Since then, we’ve explored the use of Iris to a wide range of programming languages and programs, and also a wider range of properties, ranging from functional correctness to robust safety for capability machines, and to relational models for non-interference and other projects. This has been made possible in part by a generous grant from the Villum Foundation here in Denmark.

How do you see this research area developing in the future?

I think there are many interesting directions, some of which we’re going to investigate in the ERC grant that I have recently received. It is called CHORDS (Compositional Higher Order Reasoning about Distributed Systems), and the aim is basically to explore the use of extensions of Iris to reasoning about distributed systems.

Broadly speaking, we’ll focus on three topics. One is on safety properties of distributed systems. For example, implementations of distributed key-value stores or distributed transactions. Another focus is on liveness properties, and the third one is security properties.
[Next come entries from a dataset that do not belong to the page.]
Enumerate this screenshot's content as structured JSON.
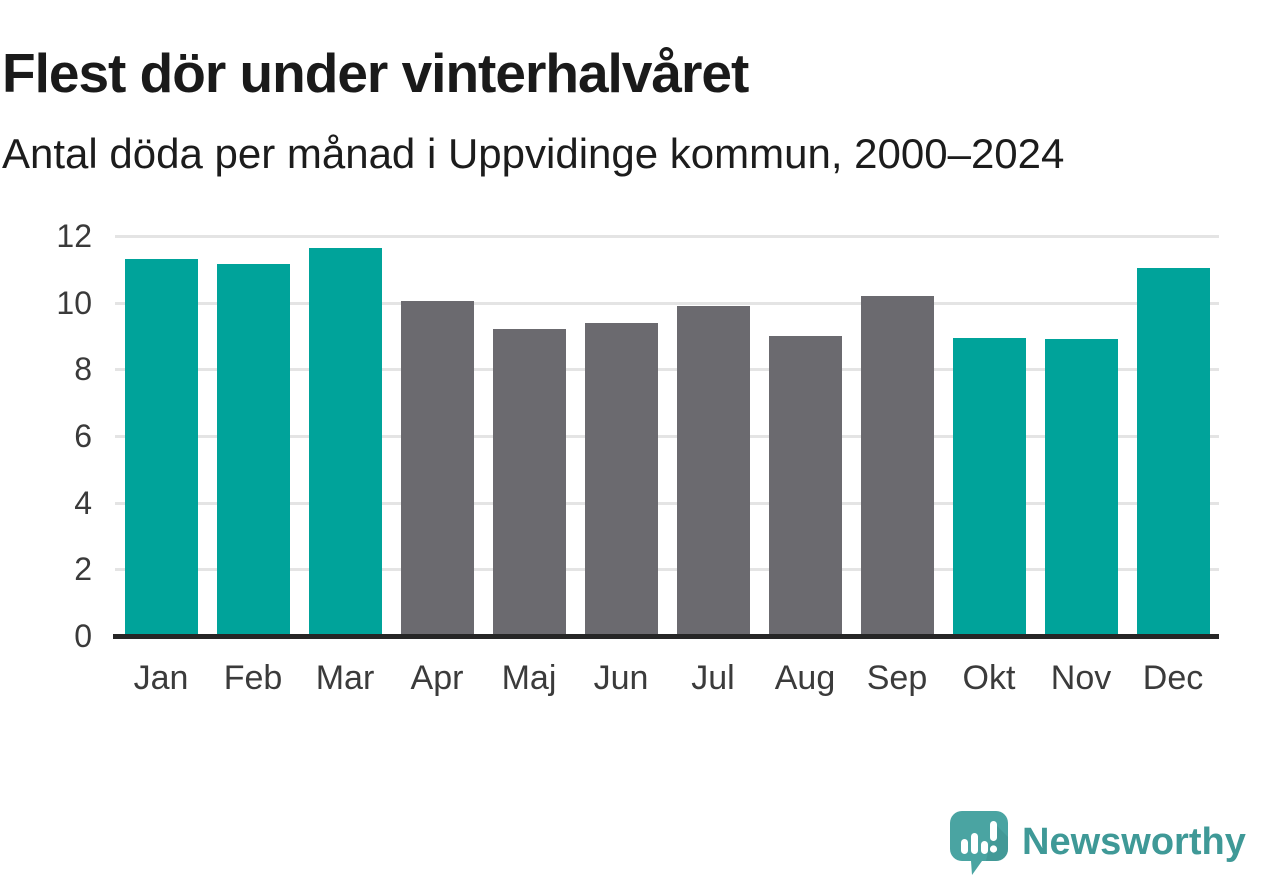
{
  "header": {
    "title": "Flest dör under vinterhalvåret",
    "subtitle": "Antal döda per månad i Uppvidinge kommun, 2000–2024"
  },
  "chart_data": {
    "type": "bar",
    "title": "Flest dör under vinterhalvåret",
    "subtitle": "Antal döda per månad i Uppvidinge kommun, 2000–2024",
    "categories": [
      "Jan",
      "Feb",
      "Mar",
      "Apr",
      "Maj",
      "Jun",
      "Jul",
      "Aug",
      "Sep",
      "Okt",
      "Nov",
      "Dec"
    ],
    "values": [
      11.3,
      11.15,
      11.65,
      10.05,
      9.2,
      9.4,
      9.9,
      9.0,
      10.2,
      8.95,
      8.9,
      11.05
    ],
    "groups": [
      "winter",
      "winter",
      "winter",
      "summer",
      "summer",
      "summer",
      "summer",
      "summer",
      "summer",
      "winter",
      "winter",
      "winter"
    ],
    "colors": {
      "winter": "#00A39A",
      "summer": "#6B6A6F"
    },
    "xlabel": "",
    "ylabel": "",
    "ylim": [
      0,
      12
    ],
    "yticks": [
      0,
      2,
      4,
      6,
      8,
      10,
      12
    ],
    "grid": "horizontal",
    "legend": "none",
    "axis_color": "#262626",
    "gridline_color": "#e4e4e4"
  },
  "footer": {
    "brand": "Newsworthy",
    "logo_icon": "newsworthy-speech-bubble-chart-icon",
    "brand_color": "#3F9997",
    "logo_bubble_color": "#4AA4A2",
    "logo_bubble_shade_color": "#3E8F8E"
  }
}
The latter one will involve some reasoning about probabilistic program properties.

Could you provide us with a preview of your invited talk at ETAPS 2024?

As I alluded to earlier, one of the cool things with Iris is that you can also use it to develop relational higher order separation logics. These have been quite useful for reasoning about relational problems such as contextual refinement and non-interference, formalized in Iris and Coq. In the talk, I’ll try to present some of our recent work on extending this approach to probabilistic higher order programs. I will introduce two new probabilistic relational logics called Clutch and Caliper, which can be used to reason about contextual refinement and almost-sure termination for probabilistic higher-order programs. In particular, I’ll try to emphasize how one can make use of some ideas from separation logic to make the reasoning simpler and go beyond what one could do with earlier proposals. The way we’re thinking of this in the context of the ERC project is that these are the first steps of how to extend some of our techniques to probabilistic languages.
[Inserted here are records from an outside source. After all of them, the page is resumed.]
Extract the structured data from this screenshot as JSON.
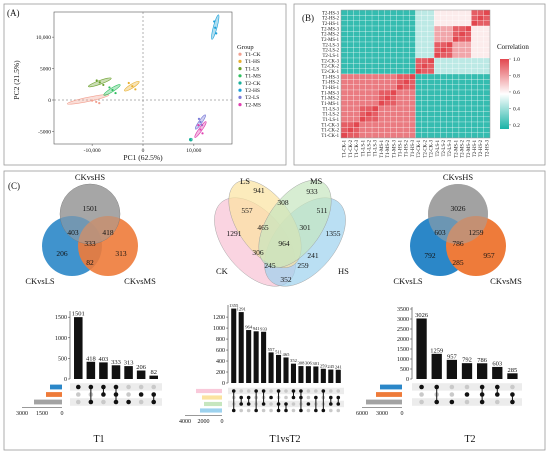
{
  "panel_labels": [
    "(A)",
    "(B)",
    "(C)"
  ],
  "colors": {
    "T1-CK": "#f2a090",
    "T1-HS": "#e8b030",
    "T1-LS": "#6aa02c",
    "T1-MS": "#2fbf5f",
    "T2-CK": "#1ab09a",
    "T2-HS": "#1aa0d8",
    "T2-LS": "#7a7ad8",
    "T2-MS": "#e040b0",
    "CKvsHS": "#a3a3a3",
    "CKvsLS": "#2b87c8",
    "CKvsMS": "#ee7b3a",
    "venn_LS": "#fbe3a0",
    "venn_MS": "#c6e6bf",
    "venn_HS": "#9dd2ee",
    "venn_CK": "#f9c9da"
  },
  "chart_data": [
    {
      "id": "A",
      "type": "scatter",
      "xlabel": "PC1 (62.5%)",
      "ylabel": "PC2 (21.5%)",
      "xticks": [
        "-10,000",
        "0",
        "10,000"
      ],
      "yticks": [
        "10,000",
        "5000",
        "0",
        "-5000"
      ],
      "xlim": [
        -17500,
        17500
      ],
      "ylim": [
        -7000,
        14000
      ],
      "legend_title": "Group",
      "legend_position": "right",
      "series": [
        {
          "name": "T1-CK",
          "points": [
            [
              -10000,
              -100
            ],
            [
              -9200,
              -300
            ],
            [
              -8600,
              -500
            ]
          ],
          "ellipse": {
            "cx": -10800,
            "cy": 100,
            "rx": 4200,
            "ry": 330,
            "angle": 12
          }
        },
        {
          "name": "T1-HS",
          "points": [
            [
              -2800,
              2700
            ],
            [
              -2100,
              2200
            ],
            [
              -1500,
              1700
            ]
          ],
          "ellipse": {
            "cx": -2200,
            "cy": 2200,
            "rx": 1700,
            "ry": 320,
            "angle": 32
          }
        },
        {
          "name": "T1-LS",
          "points": [
            [
              -9100,
              3100
            ],
            [
              -8500,
              2800
            ],
            [
              -7800,
              2400
            ]
          ],
          "ellipse": {
            "cx": -8500,
            "cy": 2800,
            "rx": 2400,
            "ry": 300,
            "angle": 20
          }
        },
        {
          "name": "T1-MS",
          "points": [
            [
              -6600,
              2000
            ],
            [
              -6000,
              1600
            ],
            [
              -5400,
              1100
            ]
          ],
          "ellipse": {
            "cx": -6100,
            "cy": 1600,
            "rx": 1900,
            "ry": 300,
            "angle": 32
          }
        },
        {
          "name": "T2-CK",
          "points": [
            [
              9300,
              -6300
            ],
            [
              9400,
              -6400
            ]
          ],
          "ellipse": {
            "cx": 9400,
            "cy": -6300,
            "rx": 300,
            "ry": 220,
            "angle": 0
          }
        },
        {
          "name": "T2-HS",
          "points": [
            [
              14000,
              12500
            ],
            [
              14200,
              11500
            ],
            [
              14400,
              10600
            ]
          ],
          "ellipse": {
            "cx": 14200,
            "cy": 11600,
            "rx": 2500,
            "ry": 300,
            "angle": 75
          }
        },
        {
          "name": "T2-LS",
          "points": [
            [
              11000,
              -3000
            ],
            [
              11300,
              -3500
            ],
            [
              11600,
              -4000
            ]
          ],
          "ellipse": {
            "cx": 11300,
            "cy": -3500,
            "rx": 1700,
            "ry": 260,
            "angle": 55
          }
        },
        {
          "name": "T2-MS",
          "points": [
            [
              10900,
              -4000
            ],
            [
              11300,
              -4700
            ],
            [
              11700,
              -5300
            ]
          ],
          "ellipse": {
            "cx": 11300,
            "cy": -4700,
            "rx": 1900,
            "ry": 260,
            "angle": 55
          }
        }
      ]
    },
    {
      "id": "B",
      "type": "heatmap",
      "legend_title": "Correlation",
      "colorbar_ticks": [
        "1.0",
        "0.8",
        "0.6",
        "0.4",
        "0.2"
      ],
      "range": [
        0.15,
        1.0
      ],
      "row_labels": [
        "T2-HS-3",
        "T2-HS-2",
        "T2-HS-1",
        "T2-MS-3",
        "T2-MS-2",
        "T2-MS-1",
        "T2-LS-3",
        "T2-LS-2",
        "T2-LS-1",
        "T2-CK-3",
        "T2-CK-2",
        "T2-CK-1",
        "T1-HS-3",
        "T1-HS-2",
        "T1-HS-1",
        "T1-MS-3",
        "T1-MS-2",
        "T1-MS-1",
        "T1-LS-3",
        "T1-LS-2",
        "T1-LS-1",
        "T1-CK-3",
        "T1-CK-2",
        "T1-CK-1"
      ],
      "col_labels": [
        "T1-CK-1",
        "T1-CK-2",
        "T1-CK-3",
        "T1-LS-1",
        "T1-LS-2",
        "T1-LS-3",
        "T1-MS-1",
        "T1-MS-2",
        "T1-MS-3",
        "T1-HS-1",
        "T1-HS-2",
        "T1-HS-3",
        "T2-CK-1",
        "T2-CK-2",
        "T2-CK-3",
        "T2-LS-1",
        "T2-LS-2",
        "T2-LS-3",
        "T2-MS-1",
        "T2-MS-2",
        "T2-MS-3",
        "T2-HS-1",
        "T2-HS-2",
        "T2-HS-3"
      ],
      "matrix_note": "values estimated per block",
      "block_values": {
        "same_sample": 1.0,
        "same_group": 0.95,
        "T1_T1": 0.88,
        "T1_T2": 0.2,
        "T2_CK_vs_T2_other": 0.45,
        "T2_LSMS": 0.78,
        "T2_HS_vs_T2_LSMS": 0.62
      }
    },
    {
      "id": "C-venn-T1",
      "type": "venn",
      "sets": [
        "CKvsHS",
        "CKvsLS",
        "CKvsMS"
      ],
      "regions": {
        "HS": 1501,
        "LS": 206,
        "MS": 313,
        "HS_LS": 403,
        "HS_MS": 418,
        "LS_MS": 82,
        "all": 333
      }
    },
    {
      "id": "C-venn-T1vsT2",
      "type": "venn",
      "sets": [
        "LS",
        "MS",
        "CK",
        "HS"
      ],
      "regions": [
        941,
        933,
        308,
        557,
        511,
        1291,
        1355,
        465,
        301,
        964,
        306,
        241,
        245,
        259,
        352
      ]
    },
    {
      "id": "C-venn-T2",
      "type": "venn",
      "sets": [
        "CKvsHS",
        "CKvsLS",
        "CKvsMS"
      ],
      "regions": {
        "HS": 3026,
        "LS": 792,
        "MS": 957,
        "HS_LS": 603,
        "HS_MS": 1259,
        "LS_MS": 285,
        "all": 786
      }
    },
    {
      "id": "C-upset-T1",
      "type": "bar",
      "xlabel": "T1",
      "values": [
        1501,
        418,
        403,
        333,
        313,
        206,
        82
      ],
      "yticks": [
        0,
        500,
        1000,
        1500
      ],
      "ylim": [
        0,
        1650
      ],
      "set_size_ticks": [
        "3000",
        "1500",
        "0"
      ],
      "matrix": [
        [
          1,
          0,
          0
        ],
        [
          1,
          0,
          1
        ],
        [
          1,
          1,
          0
        ],
        [
          1,
          1,
          1
        ],
        [
          0,
          0,
          1
        ],
        [
          0,
          1,
          0
        ],
        [
          0,
          1,
          1
        ]
      ]
    },
    {
      "id": "C-upset-T1vsT2",
      "type": "bar",
      "xlabel": "T1vsT2",
      "values": [
        1355,
        1291,
        964,
        941,
        933,
        557,
        511,
        465,
        352,
        308,
        306,
        301,
        259,
        245,
        241
      ],
      "labels": [
        "1355",
        "1291",
        "964",
        "941",
        "933",
        "557",
        "511",
        "465",
        "352",
        "308",
        "306",
        "301",
        "259",
        "245",
        "241"
      ],
      "yticks": [
        0,
        200,
        400,
        600,
        800,
        1000,
        1200
      ],
      "ylim": [
        0,
        1420
      ],
      "set_size_ticks": [
        "4000",
        "2000",
        "0"
      ],
      "set_colors": [
        "#f9c9da",
        "#fbe3a0",
        "#c6e6bf",
        "#9dd2ee"
      ]
    },
    {
      "id": "C-upset-T2",
      "type": "bar",
      "xlabel": "T2",
      "values": [
        3026,
        1259,
        957,
        792,
        786,
        603,
        285
      ],
      "yticks": [
        0,
        500,
        1000,
        1500,
        2000,
        2500,
        3000,
        3500
      ],
      "ylim": [
        0,
        3600
      ],
      "set_size_ticks": [
        "6000",
        "3000",
        "0"
      ],
      "matrix": [
        [
          1,
          0,
          0
        ],
        [
          1,
          0,
          1
        ],
        [
          0,
          0,
          1
        ],
        [
          0,
          1,
          0
        ],
        [
          1,
          1,
          1
        ],
        [
          1,
          1,
          0
        ],
        [
          0,
          1,
          1
        ]
      ]
    }
  ]
}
How easy is it for you to pique the interest of young students in this research field? Additionally, what advice would you offer someone who is just beginning in this area?

I don’t think it has ever been easy to attract people to work in this field. The young students have very many good and interesting opportunities. We have been lucky to attract students from around the world, and in the group we do our best to help them get a good start, and we try to foster a collaborative and supportive research environment.

I don’t think that there is just one piece of advice we give young students, this all depends on the individuals' background etc. I guess one thing we try to emphasize is that one shouldn’t be afraid of trying to address some difficult case studies and to learn something new in that process. I think one thing we’ve managed to do in my group is to explore a number of different new directions; we hope in that process that we can learn something new and contribute a bit to the field.

To what extent do you collaborate with industry as part of your ERC grant?

Some of our sub-projects have some interest from the industry. We have been using Iris for verifying properties of the so-called capability systems, which are a new kind of hardware systems. That has a lot of interest from Arm, for example, who has ongoing collaborations with the CHERI group in Cambridge. One can say that the group in Cambridge is a bit more on the practical end of the capability research work—e.g., they explore how to use capabilities for practical operating systems. We are trying to develop some of the theory, which allows one to prove that capabilities can enforce certain security guarantees. We also try to use Iris for verifying some other low-level systems like hypervisors. Some of this work has been done in a project together with several other international groups, and that’s been supported by Google. I have also received a faculty award from Amazon; they have supported our work on distributed systems.

Whom would you like to see interviewed on the ETAPS blog in the future?

There are many good candidates; I think that Amal Ahmed and Stephanie Weirich, for instance, would be good candidates.